The governance of chemicals and nanomaterials presents a critical challenge, as significant uncertainties regarding safety and sustainability match their innovation potential.
This creates a “knowledge-to-action” gap, hindering the practical implementation of safety and sustainability by design (SSbD) principles.
While stakeholder engagement is crucial, the literature provides insufficient guidance on how to orchestrate collaboration among diverse actors—such as industry, policymakers, and citizens—who hold fragmented knowledge and divergent interests.
This study addresses this gap by employing an 18-month action design research methodology to co-develop the CheMatSustain Facility, a sustainability-oriented digital platform.

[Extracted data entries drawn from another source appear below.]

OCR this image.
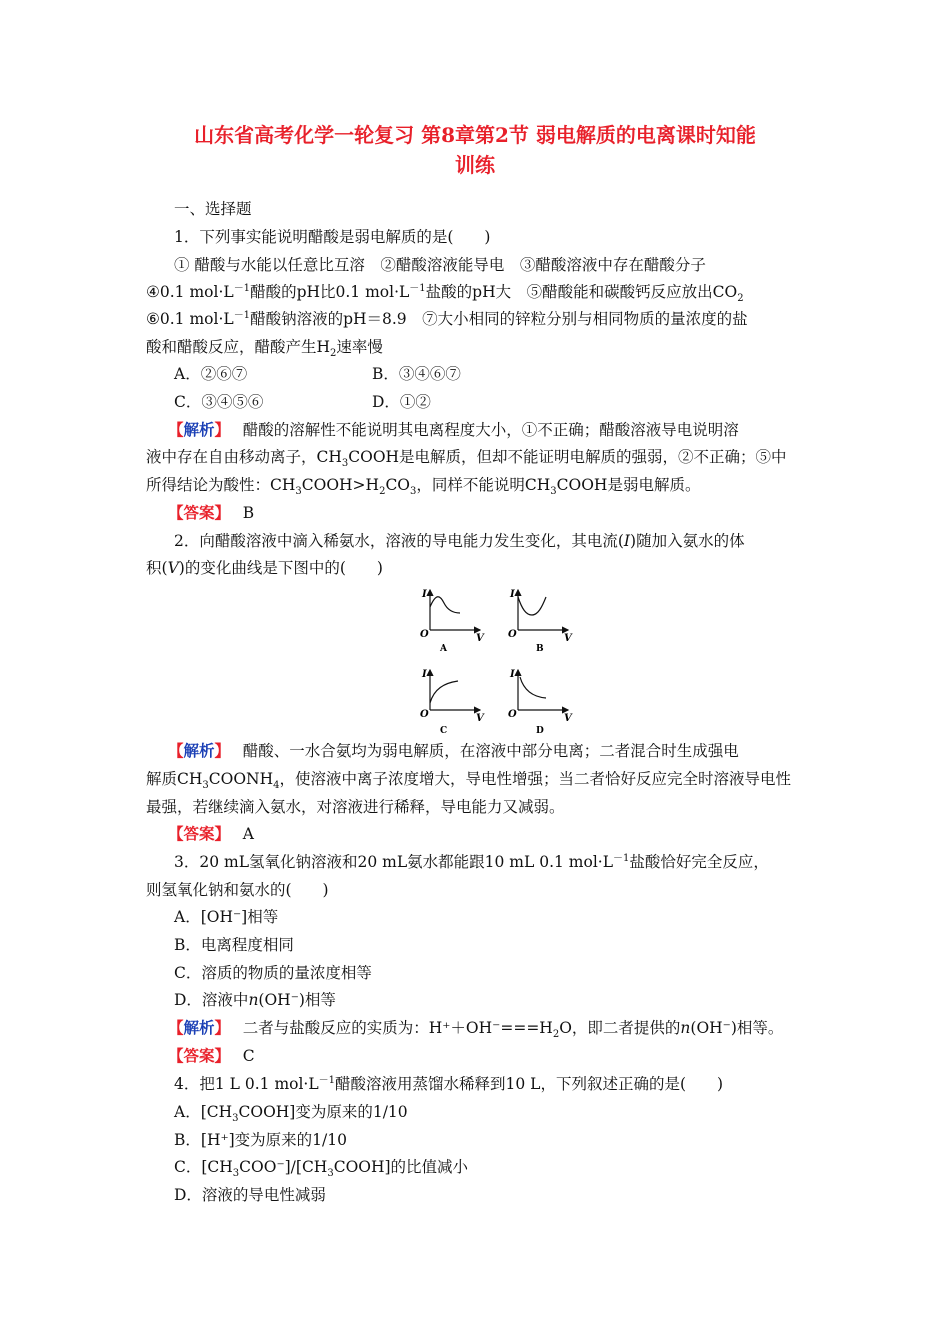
山东省高考化学一轮复习 第8章第2节 弱电解质的电离课时知能
训练
一、选择题
1．下列事实能说明醋酸是弱电解质的是(　　)
① 醋酸与水能以任意比互溶　②醋酸溶液能导电　③醋酸溶液中存在醋酸分子
④0.1 $mol\cdot L^{-1}$醋酸的pH比0.1 $mol\cdot L^{-1}$盐酸的pH大　⑤醋酸能和碳酸钙反应放出$CO_2$
⑥0.1 $mol\cdot L^{-1}$醋酸钠溶液的pH＝8.9　⑦大小相同的锌粒分别与相同物质的量浓度的盐
酸和醋酸反应，醋酸产生$H_2$速率慢
A．②⑥⑦	B．③④⑥⑦
C．③④⑤⑥	D．①②
【解析】　 醋酸的溶解性不能说明其电离程度大小，①不正确；醋酸溶液导电说明溶
液中存在自由移动离子，$CH_3COOH$是电解质，但却不能证明电解质的强弱，②不正确；⑤中
所得结论为酸性：$CH_3COOH>H_2CO_3$，同样不能说明$CH_3COOH$是弱电解质。
【答案】　 B
2．向醋酸溶液中滴入稀氨水，溶液的导电能力发生变化，其电流(I)随加入氨水的体
积(V)的变化曲线是下图中的(　　)
I
O	V
A
I
O	V
B
I
O	V
C
I
O	V
D
【解析】　 醋酸、一水合氨均为弱电解质，在溶液中部分电离；二者混合时生成强电
解质$CH_3COONH_4$，使溶液中离子浓度增大，导电性增强；当二者恰好反应完全时溶液导电性
最强，若继续滴入氨水，对溶液进行稀释，导电能力又减弱。
【答案】　 A
3．20 mL氢氧化钠溶液和20 mL氨水都能跟10 mL 0.1 $mol\cdot L^{-1}$盐酸恰好完全反应，
则氢氧化钠和氨水的(　　)
A．[OH⁻]相等
B．电离程度相同
C．溶质的物质的量浓度相等
D．溶液中n(OH⁻)相等
【解析】　 二者与盐酸反应的实质为：$H^++OH^-===H_2O$，即二者提供的n(OH⁻)相等。
【答案】　 C
4．把1 L 0.1 $mol\cdot L^{-1}$醋酸溶液用蒸馏水稀释到10 L，下列叙述正确的是(　　)
A．$[CH_3COOH]$变为原来的1/10
B．[H⁺]变为原来的1/10
C．$[CH_3COO^-]/[CH_3COOH]$的比值减小
D．溶液的导电性减弱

Through iterative cycles involving a systematic literature review, open surveys, expert focus groups, and co-design workshops with over 100 stakeholders, researchers identify core governance barriers and co-create a digital artifact to overcome them.
Theoretically, this paper advances stakeholder and platform theory by providing a validated empirical model of how a sustainability-oriented digital platform can function as a knowledge exchange bridging mechanism.
Additionally, this paper further operationalizes stakeholder engagement as a core design principle, detailing the orchestration mechanisms necessary to translate fragmented knowledge into co-created value.
In conclusion, this study presents the CheMatSustain Facility. This co-designed digital infrastructure translates abstract SSbD principles into actionable tools for industry, evidence-based syntheses for policymakers, and accessible information for citizens, thereby fostering an ecosystem for responsible innovation.